Het transport van 15 November 1943 bestond hoofdzakelijk uit mannen en vrouwen in de “arbeidsgeschikte” leeftijd. Van de 1149 gedeporteerden waren er 14 kinderen onder de 15 jaar, 485 mannen tussen 15-50 jaar, 526 vrouwen van 15-50 jaar en 124 personen boven de 50 jaar. Uiteindelijk hebben 32 mannen en 6 vrouwen dit transport overleefd.
Bij aankomst in Auschwitz-Birkenau op 18 November 1943 vond geen selectie plaats; allen zijn bij aankomst geregistreerd en vervolgens ging het hele transport voor zes weken in “quarantaine” waarbij echter wél enkele groepen direct tewerkgesteld werden. In Januari 1944 werden verschillende selecties gehouden waarbij de overgebleven mannen verdeeld werden over de kolenmijnen van Janina, Jawischowitz en Fürstengrube en verschillende arbeidscommando’s in Auschwitz_Birkenau, terwijl slechts enkele na de quarantaine en de selecties overgebleven vrouwen eveneens in Auschwitz Birkenau tewerkgesteld werden.
Getuigen hebben verklaard dat al in de eerste weken van het verblijf in Auschwitz-Birkenau vele vrouwen ten gevolge van typhus, dysentrie en andere ziekten zijn overleden. Van enkelen kan wellicht het tijdstip van overlijden individueel worden vastgesteld. De preciese datum waarop vrouwen die kinderen bij zich hadden zijn geselecteerd voor de gaskamers valt niet te bepalen.
Uit verdere verklaringen blijkt dat slechts vijf vrouwen de selecties van Januari 1944 hebben overleefd, waarop is geconcludeerd dat alle andere vrouwen (en ook kinderen) uiterlijk 31 Januari 1944 als gevolg van ziekte, uitputting of vergassing of anderszins zijn overleden.

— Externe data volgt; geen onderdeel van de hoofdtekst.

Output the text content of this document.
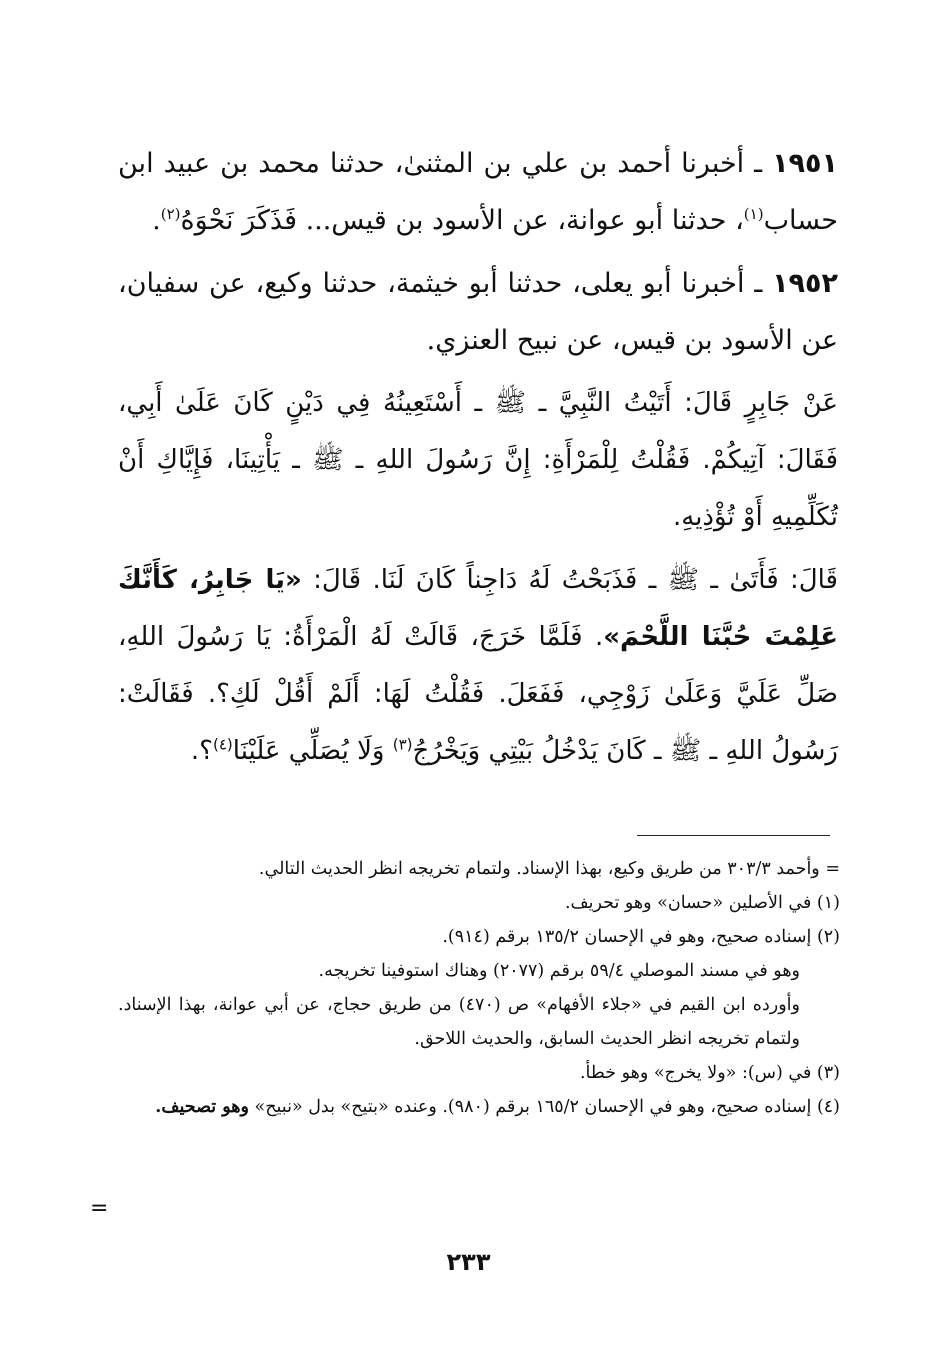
١٩٥١ ـ أخبرنا أحمد بن علي بن المثنىٰ، حدثنا محمد بن عبيد ابن حساب$^{(١)}$، حدثنا أبو عوانة، عن الأسود بن قيس... فَذَكَرَ نَحْوَهُ$^{(٢)}$.

١٩٥٢ ـ أخبرنا أبو يعلى، حدثنا أبو خيثمة، حدثنا وكيع، عن سفيان، عن الأسود بن قيس، عن نبيح العنزي.

عَنْ جَابِرٍ قَالَ: أَتَيْتُ النَّبِيَّ ـ ﷺ ـ أَسْتَعِينُهُ فِي دَيْنٍ كَانَ عَلَىٰ أَبِي، فَقَالَ: آتِيكُمْ. فَقُلْتُ لِلْمَرْأَةِ: إِنَّ رَسُولَ اللهِ ـ ﷺ ـ يَأْتِينَا، فَإِيَّاكِ أَنْ تُكَلِّمِيهِ أَوْ تُؤْذِيهِ.

قَالَ: فَأَتَىٰ ـ ﷺ ـ فَذَبَحْتُ لَهُ دَاجِناً كَانَ لَنَا. قَالَ: «يَا جَابِرُ، كَأَنَّكَ عَلِمْتَ حُبَّنَا اللَّحْمَ». فَلَمَّا خَرَجَ، قَالَتْ لَهُ الْمَرْأَةُ: يَا رَسُولَ اللهِ، صَلِّ عَلَيَّ وَعَلَىٰ زَوْجِي، فَفَعَلَ. فَقُلْتُ لَهَا: أَلَمْ أَقُلْ لَكِ؟. فَقَالَتْ: رَسُولُ اللهِ ـ ﷺ ـ كَانَ يَدْخُلُ بَيْتِي وَيَخْرُجُ$^{(٣)}$ وَلَا يُصَلِّي عَلَيْنَا$^{(٤)}$؟.

= وأحمد ٣٠٣/٣ من طريق وكيع، بهذا الإسناد. ولتمام تخريجه انظر الحديث التالي.

(١) في الأصلين «حسان» وهو تحريف.

(٢) إسناده صحيح، وهو في الإحسان ١٣٥/٢ برقم (٩١٤).

وهو في مسند الموصلي ٥٩/٤ برقم (٢٠٧٧) وهناك استوفينا تخريجه.

وأورده ابن القيم في «جلاء الأفهام» ص (٤٧٠) من طريق حجاج، عن أبي عوانة، بهذا الإسناد. ولتمام تخريجه انظر الحديث السابق، والحديث اللاحق.

(٣) في (س): «ولا يخرج» وهو خطأ.

(٤) إسناده صحيح، وهو في الإحسان ١٦٥/٢ برقم (٩٨٠). وعنده «بتيح» بدل «نبيح» وهو تصحيف.

=
٢٣٣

Bron: resolver.kb.nl/resolve?urn=urn:gvn:EVDO02:NIOD05_8414&role=pdf. Auschwitz deel IV: de deportatietransporten in 1943, uitgave van het Nederlandse Rode Kruis van 30 October 1953. Delen uit die tekst betreffende het transport van 15-11-1943 zijn verkort door de redactie van het Joods Monument.